Если в течение 60-х, 70-х, и первой половине 80-х годов можно было говорить только о влиянии советской критики на зарубежную, то со второй половины 80-х речь идет уже о взаимодействии. Здесь следует отметить, что к советской критике не подходит та периодизация, в рамках которой в диссертации представлен анализ зарубежной критики. Этапы развития не совпадают. Если статьи и книги зарубежных авторов в 70—80-е годы позволяют выявить типичные признаки и говорить об этом периоде, как об отдельном этапе, то на родине писателя в середине 80-х наступает политический перелом, который стал причиной глубоких изменений в духовной сфере жизни советского общества, в том числе и в литературной критике. Поэтому в конце 80-х понятие «гласность» отразилось и на работе критиков, в печати стало появляться то, что долго замалчивалось, и во многом зарубежная критика утратила свои преимущества, которые были неоспоримыми достоинствами в прошлом. Например, изменение политической ситуации во второй половине 80-х привело к тому, что советские критики занялись публикаторской работой, в которой раньше лидировали зарубежные исследователи, и ввели в научный обиход письма Булгакова, его дневники, воспоминания родственников и друзей писателя, дневники Елены Сергеевны Булгаковой и многие другие документы.

90-е годы представляют собой совершенно новый этап в отношениях российских и зарубежных критиков. Если раньше это был весьма односторонний процесс, когда зарубежные критики свободно пользовались всеми достижениями советских коллег, а советские исследователи либо не имели доступа к результатам труда англоязычных критиков, либо не имели возможности сослаться на них прямым образом, то в постперестроечные годы многое изменилось. В открытом обществе стал возможен открытый диалог между представителями критической мысли разных стран. О произошедших изменениях говорит хотя бы такой факт. В 1984 году, публикуя свою монографию о Булгакове, Э. Проффер во вступлении выражает благодарность советским коллегам, оказавшим содействие в работе, не называя их имен, объясняя это тем, что в противном случае у них могут быть неприятности. В 1990-ом году Л. Милн свободно перечисляет тех, кому она хотела бы выразить благодарность: М. Чудакова, Д. Лихачев, Я. Лурье, А. Нинов, В. Воздвиженский.

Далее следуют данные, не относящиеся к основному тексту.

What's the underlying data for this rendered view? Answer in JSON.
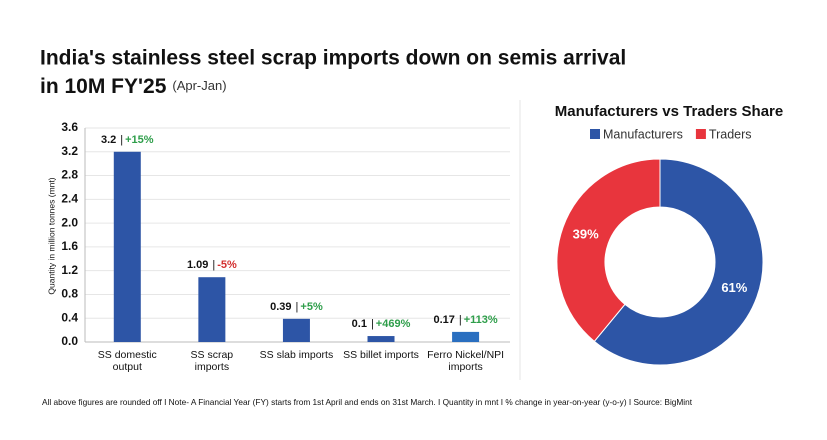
{
  "chart_data": [
    {
      "type": "bar",
      "title": [
        "India's stainless steel scrap imports down on semis arrival",
        "in 10M FY'25"
      ],
      "subtitle": "(Apr-Jan)",
      "y_label": "Quantity in million tonnes (mnt)",
      "categories": [
        "SS domestic output",
        "SS scrap imports",
        "SS slab imports",
        "SS billet imports",
        "Ferro Nickel/NPI imports"
      ],
      "values": [
        3.2,
        1.09,
        0.39,
        0.1,
        0.17
      ],
      "colors": [
        "#2d55a6",
        "#2d55a6",
        "#2d55a6",
        "#2d55a6",
        "#2a6fc0"
      ],
      "label_separator": "|",
      "changes": [
        15,
        -5,
        5,
        469,
        113
      ],
      "change_labels": [
        "+15%",
        "-5%",
        "+5%",
        "+469%",
        "+113%"
      ],
      "ylim": [
        0,
        3.6
      ],
      "yticks": [
        {
          "value": 0,
          "label": "0.0"
        },
        0.4,
        0.8,
        1.2,
        1.6,
        {
          "value": 2,
          "label": "2.0"
        },
        2.4,
        2.8,
        3.2,
        3.6
      ],
      "grid": true
    },
    {
      "type": "donut",
      "title": "Manufacturers vs Traders Share",
      "categories": [
        "Manufacturers",
        "Traders"
      ],
      "values": [
        61,
        39
      ],
      "value_labels": [
        "61%",
        "39%"
      ],
      "colors": [
        "#2d55a6",
        "#e8353d"
      ]
    }
  ],
  "note": "All above figures are rounded off  I  Note- A Financial Year (FY) starts from 1st April and ends on 31st March.  I  Quantity in mnt  I  % change in year-on-year (y-o-y)  I  Source: BigMint"
}
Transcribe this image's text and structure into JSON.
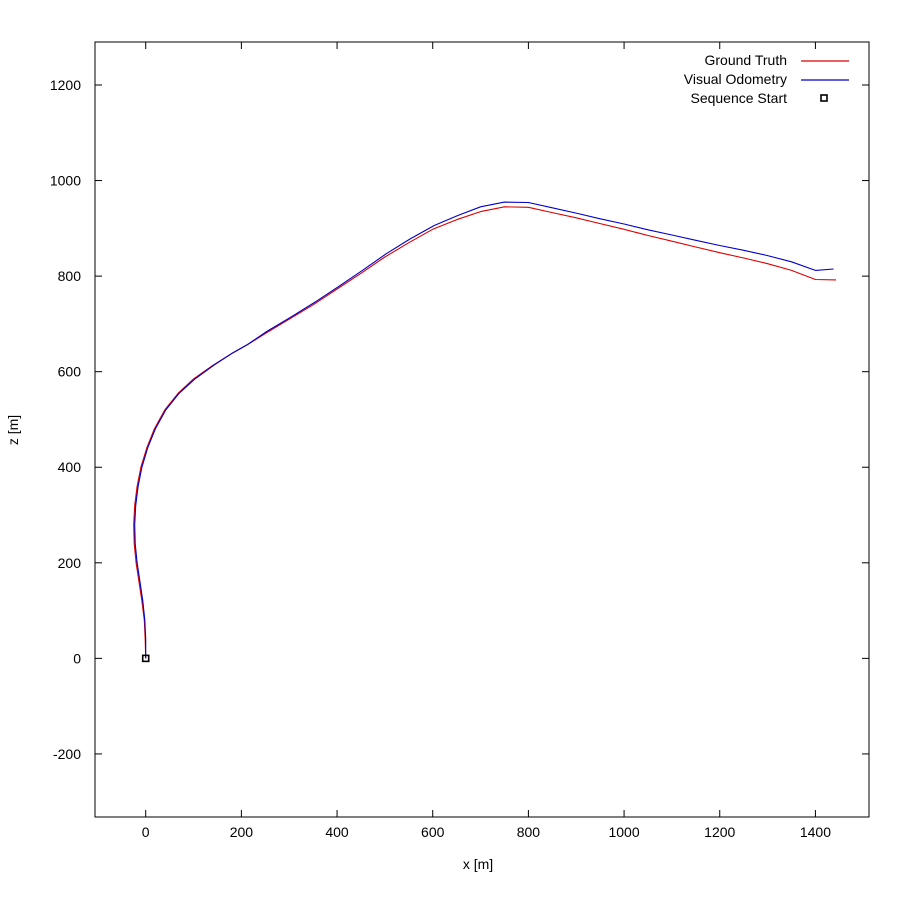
{
  "chart_data": {
    "type": "line",
    "xlabel": "x [m]",
    "ylabel": "z [m]",
    "xlim": [
      -106,
      1512
    ],
    "ylim": [
      -332,
      1290
    ],
    "xticks": [
      0,
      200,
      400,
      600,
      800,
      1000,
      1200,
      1400
    ],
    "yticks": [
      -200,
      0,
      200,
      400,
      600,
      800,
      1000,
      1200
    ],
    "grid": false,
    "legend_position": "top-right",
    "series": [
      {
        "name": "Ground Truth",
        "color": "#dd0000",
        "points": [
          [
            0,
            0
          ],
          [
            -1,
            40
          ],
          [
            -3,
            80
          ],
          [
            -8,
            120
          ],
          [
            -14,
            160
          ],
          [
            -20,
            200
          ],
          [
            -24,
            240
          ],
          [
            -25,
            280
          ],
          [
            -23,
            320
          ],
          [
            -18,
            360
          ],
          [
            -10,
            400
          ],
          [
            2,
            440
          ],
          [
            18,
            480
          ],
          [
            40,
            520
          ],
          [
            68,
            555
          ],
          [
            100,
            585
          ],
          [
            140,
            613
          ],
          [
            180,
            638
          ],
          [
            210,
            655
          ],
          [
            250,
            680
          ],
          [
            300,
            710
          ],
          [
            350,
            740
          ],
          [
            400,
            773
          ],
          [
            450,
            806
          ],
          [
            500,
            840
          ],
          [
            550,
            870
          ],
          [
            600,
            898
          ],
          [
            650,
            918
          ],
          [
            700,
            935
          ],
          [
            750,
            945
          ],
          [
            800,
            944
          ],
          [
            850,
            933
          ],
          [
            900,
            922
          ],
          [
            950,
            910
          ],
          [
            1000,
            898
          ],
          [
            1050,
            885
          ],
          [
            1100,
            873
          ],
          [
            1150,
            861
          ],
          [
            1200,
            849
          ],
          [
            1250,
            838
          ],
          [
            1300,
            826
          ],
          [
            1350,
            812
          ],
          [
            1400,
            793
          ],
          [
            1443,
            792
          ]
        ]
      },
      {
        "name": "Visual Odometry",
        "color": "#0000cc",
        "points": [
          [
            0,
            0
          ],
          [
            0,
            40
          ],
          [
            -2,
            80
          ],
          [
            -6,
            120
          ],
          [
            -12,
            160
          ],
          [
            -18,
            200
          ],
          [
            -22,
            240
          ],
          [
            -23,
            280
          ],
          [
            -21,
            320
          ],
          [
            -16,
            360
          ],
          [
            -8,
            400
          ],
          [
            4,
            440
          ],
          [
            20,
            480
          ],
          [
            42,
            520
          ],
          [
            70,
            555
          ],
          [
            103,
            585
          ],
          [
            143,
            614
          ],
          [
            183,
            640
          ],
          [
            213,
            657
          ],
          [
            253,
            684
          ],
          [
            303,
            714
          ],
          [
            353,
            745
          ],
          [
            403,
            778
          ],
          [
            453,
            812
          ],
          [
            503,
            847
          ],
          [
            553,
            878
          ],
          [
            603,
            906
          ],
          [
            653,
            927
          ],
          [
            700,
            945
          ],
          [
            750,
            955
          ],
          [
            800,
            954
          ],
          [
            850,
            943
          ],
          [
            900,
            932
          ],
          [
            950,
            920
          ],
          [
            1000,
            909
          ],
          [
            1050,
            897
          ],
          [
            1100,
            886
          ],
          [
            1150,
            875
          ],
          [
            1200,
            864
          ],
          [
            1250,
            854
          ],
          [
            1300,
            843
          ],
          [
            1350,
            830
          ],
          [
            1400,
            812
          ],
          [
            1438,
            815
          ]
        ]
      },
      {
        "name": "Sequence Start",
        "marker": "square",
        "color": "#000000",
        "points": [
          [
            0,
            0
          ]
        ]
      }
    ]
  }
}
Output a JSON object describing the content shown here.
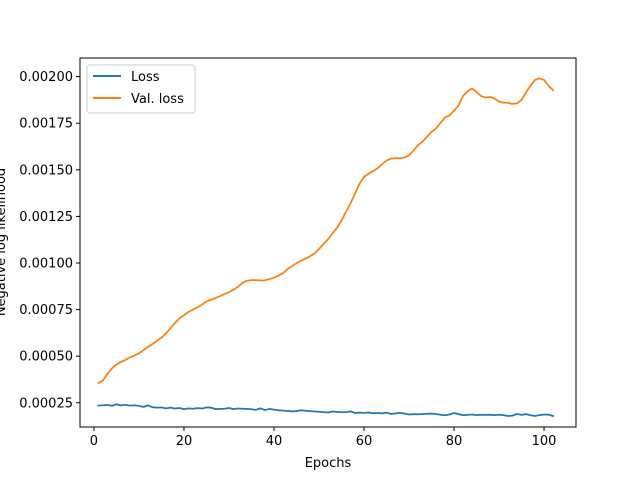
{
  "chart_data": {
    "type": "line",
    "xlabel": "Epochs",
    "ylabel": "Negative log likelihood",
    "xlim": [
      -3.1,
      107.1
    ],
    "ylim": [
      0.00012,
      0.0021
    ],
    "xticks": [
      0,
      20,
      40,
      60,
      80,
      100
    ],
    "xtick_labels": [
      "0",
      "20",
      "40",
      "60",
      "80",
      "100"
    ],
    "yticks": [
      0.00025,
      0.0005,
      0.00075,
      0.001,
      0.00125,
      0.0015,
      0.00175,
      0.002
    ],
    "ytick_labels": [
      "0.00025",
      "0.00050",
      "0.00075",
      "0.00100",
      "0.00125",
      "0.00150",
      "0.00175",
      "0.00200"
    ],
    "grid": false,
    "legend_position": "top-left",
    "series": [
      {
        "name": "Loss",
        "color": "#1f77b4",
        "points": [
          [
            1,
            0.000235
          ],
          [
            2,
            0.000237
          ],
          [
            3,
            0.000238
          ],
          [
            4,
            0.000234
          ],
          [
            5,
            0.000242
          ],
          [
            6,
            0.000236
          ],
          [
            7,
            0.000239
          ],
          [
            8,
            0.000235
          ],
          [
            9,
            0.000237
          ],
          [
            10,
            0.000233
          ],
          [
            11,
            0.000228
          ],
          [
            12,
            0.000236
          ],
          [
            13,
            0.000226
          ],
          [
            14,
            0.000224
          ],
          [
            15,
            0.000225
          ],
          [
            16,
            0.00022
          ],
          [
            17,
            0.000224
          ],
          [
            18,
            0.000219
          ],
          [
            19,
            0.000222
          ],
          [
            20,
            0.000216
          ],
          [
            21,
            0.00022
          ],
          [
            22,
            0.000218
          ],
          [
            23,
            0.000221
          ],
          [
            24,
            0.000219
          ],
          [
            25,
            0.000225
          ],
          [
            26,
            0.000224
          ],
          [
            27,
            0.000216
          ],
          [
            28,
            0.000217
          ],
          [
            29,
            0.000218
          ],
          [
            30,
            0.000222
          ],
          [
            31,
            0.000216
          ],
          [
            32,
            0.000219
          ],
          [
            33,
            0.000218
          ],
          [
            34,
            0.000217
          ],
          [
            35,
            0.000215
          ],
          [
            36,
            0.000212
          ],
          [
            37,
            0.00022
          ],
          [
            38,
            0.000211
          ],
          [
            39,
            0.000217
          ],
          [
            40,
            0.000213
          ],
          [
            41,
            0.00021
          ],
          [
            42,
            0.000208
          ],
          [
            43,
            0.000206
          ],
          [
            44,
            0.000204
          ],
          [
            45,
            0.000205
          ],
          [
            46,
            0.00021
          ],
          [
            47,
            0.000207
          ],
          [
            48,
            0.000205
          ],
          [
            49,
            0.000203
          ],
          [
            50,
            0.000202
          ],
          [
            51,
            0.0002
          ],
          [
            52,
            0.000198
          ],
          [
            53,
            0.000203
          ],
          [
            54,
            0.000201
          ],
          [
            55,
            0.000199
          ],
          [
            56,
            0.0002
          ],
          [
            57,
            0.000204
          ],
          [
            58,
            0.000195
          ],
          [
            59,
            0.000197
          ],
          [
            60,
            0.000196
          ],
          [
            61,
            0.000198
          ],
          [
            62,
            0.000194
          ],
          [
            63,
            0.000195
          ],
          [
            64,
            0.000193
          ],
          [
            65,
            0.000197
          ],
          [
            66,
            0.00019
          ],
          [
            67,
            0.000193
          ],
          [
            68,
            0.000196
          ],
          [
            69,
            0.000192
          ],
          [
            70,
            0.000187
          ],
          [
            71,
            0.000189
          ],
          [
            72,
            0.000188
          ],
          [
            73,
            0.00019
          ],
          [
            74,
            0.000191
          ],
          [
            75,
            0.000192
          ],
          [
            76,
            0.00019
          ],
          [
            77,
            0.000186
          ],
          [
            78,
            0.000183
          ],
          [
            79,
            0.000187
          ],
          [
            80,
            0.000195
          ],
          [
            81,
            0.000189
          ],
          [
            82,
            0.000183
          ],
          [
            83,
            0.000185
          ],
          [
            84,
            0.000187
          ],
          [
            85,
            0.000184
          ],
          [
            86,
            0.000186
          ],
          [
            87,
            0.000185
          ],
          [
            88,
            0.000186
          ],
          [
            89,
            0.000184
          ],
          [
            90,
            0.000186
          ],
          [
            91,
            0.000183
          ],
          [
            92,
            0.000179
          ],
          [
            93,
            0.000181
          ],
          [
            94,
            0.00019
          ],
          [
            95,
            0.000185
          ],
          [
            96,
            0.000189
          ],
          [
            97,
            0.000183
          ],
          [
            98,
            0.000179
          ],
          [
            99,
            0.000184
          ],
          [
            100,
            0.000187
          ],
          [
            101,
            0.000186
          ],
          [
            102,
            0.000179
          ]
        ]
      },
      {
        "name": "Val. loss",
        "color": "#ff7f0e",
        "points": [
          [
            1,
            0.000355
          ],
          [
            2,
            0.00037
          ],
          [
            3,
            0.000405
          ],
          [
            4,
            0.000435
          ],
          [
            5,
            0.000455
          ],
          [
            6,
            0.00047
          ],
          [
            7,
            0.00048
          ],
          [
            8,
            0.000493
          ],
          [
            9,
            0.000503
          ],
          [
            10,
            0.000515
          ],
          [
            11,
            0.000532
          ],
          [
            12,
            0.00055
          ],
          [
            13,
            0.000565
          ],
          [
            14,
            0.000583
          ],
          [
            15,
            0.0006
          ],
          [
            16,
            0.000622
          ],
          [
            17,
            0.00065
          ],
          [
            18,
            0.000678
          ],
          [
            19,
            0.000703
          ],
          [
            20,
            0.00072
          ],
          [
            21,
            0.000737
          ],
          [
            22,
            0.00075
          ],
          [
            23,
            0.000762
          ],
          [
            24,
            0.000777
          ],
          [
            25,
            0.000793
          ],
          [
            26,
            0.000803
          ],
          [
            27,
            0.000812
          ],
          [
            28,
            0.000822
          ],
          [
            29,
            0.000834
          ],
          [
            30,
            0.000843
          ],
          [
            31,
            0.000857
          ],
          [
            32,
            0.000872
          ],
          [
            33,
            0.000893
          ],
          [
            34,
            0.000905
          ],
          [
            35,
            0.000908
          ],
          [
            36,
            0.000908
          ],
          [
            37,
            0.000906
          ],
          [
            38,
            0.000907
          ],
          [
            39,
            0.000914
          ],
          [
            40,
            0.000921
          ],
          [
            41,
            0.000932
          ],
          [
            42,
            0.000945
          ],
          [
            43,
            0.000967
          ],
          [
            44,
            0.000983
          ],
          [
            45,
            0.000999
          ],
          [
            46,
            0.001012
          ],
          [
            47,
            0.001024
          ],
          [
            48,
            0.001036
          ],
          [
            49,
            0.001051
          ],
          [
            50,
            0.001075
          ],
          [
            51,
            0.001102
          ],
          [
            52,
            0.001127
          ],
          [
            53,
            0.001159
          ],
          [
            54,
            0.001188
          ],
          [
            55,
            0.001228
          ],
          [
            56,
            0.001275
          ],
          [
            57,
            0.00132
          ],
          [
            58,
            0.001372
          ],
          [
            59,
            0.001425
          ],
          [
            60,
            0.001462
          ],
          [
            61,
            0.001479
          ],
          [
            62,
            0.001493
          ],
          [
            63,
            0.001508
          ],
          [
            64,
            0.00153
          ],
          [
            65,
            0.00155
          ],
          [
            66,
            0.00156
          ],
          [
            67,
            0.001563
          ],
          [
            68,
            0.001562
          ],
          [
            69,
            0.001566
          ],
          [
            70,
            0.001578
          ],
          [
            71,
            0.001603
          ],
          [
            72,
            0.001632
          ],
          [
            73,
            0.001651
          ],
          [
            74,
            0.001678
          ],
          [
            75,
            0.001704
          ],
          [
            76,
            0.001722
          ],
          [
            77,
            0.001752
          ],
          [
            78,
            0.001781
          ],
          [
            79,
            0.001792
          ],
          [
            80,
            0.001817
          ],
          [
            81,
            0.001845
          ],
          [
            82,
            0.001897
          ],
          [
            83,
            0.001921
          ],
          [
            84,
            0.001937
          ],
          [
            85,
            0.001917
          ],
          [
            86,
            0.001896
          ],
          [
            87,
            0.001888
          ],
          [
            88,
            0.001891
          ],
          [
            89,
            0.001882
          ],
          [
            90,
            0.001866
          ],
          [
            91,
            0.00186
          ],
          [
            92,
            0.00186
          ],
          [
            93,
            0.001853
          ],
          [
            94,
            0.001857
          ],
          [
            95,
            0.001875
          ],
          [
            96,
            0.001916
          ],
          [
            97,
            0.001952
          ],
          [
            98,
            0.001982
          ],
          [
            99,
            0.001991
          ],
          [
            100,
            0.001982
          ],
          [
            101,
            0.001951
          ],
          [
            102,
            0.001927
          ]
        ]
      }
    ]
  }
}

Результаты публикаторской работы советских исследователей активно используются в статьях и монографиях таких авторов, как Л. Милн, Р. Питтман, Д. Кертис, Э. Хабер, Н. Натов.

Изменения, произошедшие в Советском Союзе и ставшие причиной повышенного внимания к Булгакову в конце 80-х, привели в итоге к широкому празднованию 100-летнего юбилея писателя. Юбилейные республиканские булгаковские чтения проходят в России, международная булгаковская конференция состоялась в Лейпциге. Многие российские литературно-критические журналы посвятили М.А. Булгакову целые номера, что в предыдущий период было характерно только для Запада. Естественно, что и зарубежные исследователи, всегда демонстрировавшие повышенный интерес к Булгакову, откликнулись на эту примечательную дату. Например, 24-ый номер «Записок русской академической группы в США» посвящен булгаковскому юбилею, представляя по этому случаю срез современной американской критики о Булгакове. В результате, 100-летие со дня рождения Михаила Булгакова и 25-летие с момента публикации «Мастера и Маргариты» были отмечены во всем мире, что подтвердило высокий статус писателя. Уникальный таланта Булгакова получил, наконец, заслуженное признание и в родной стране.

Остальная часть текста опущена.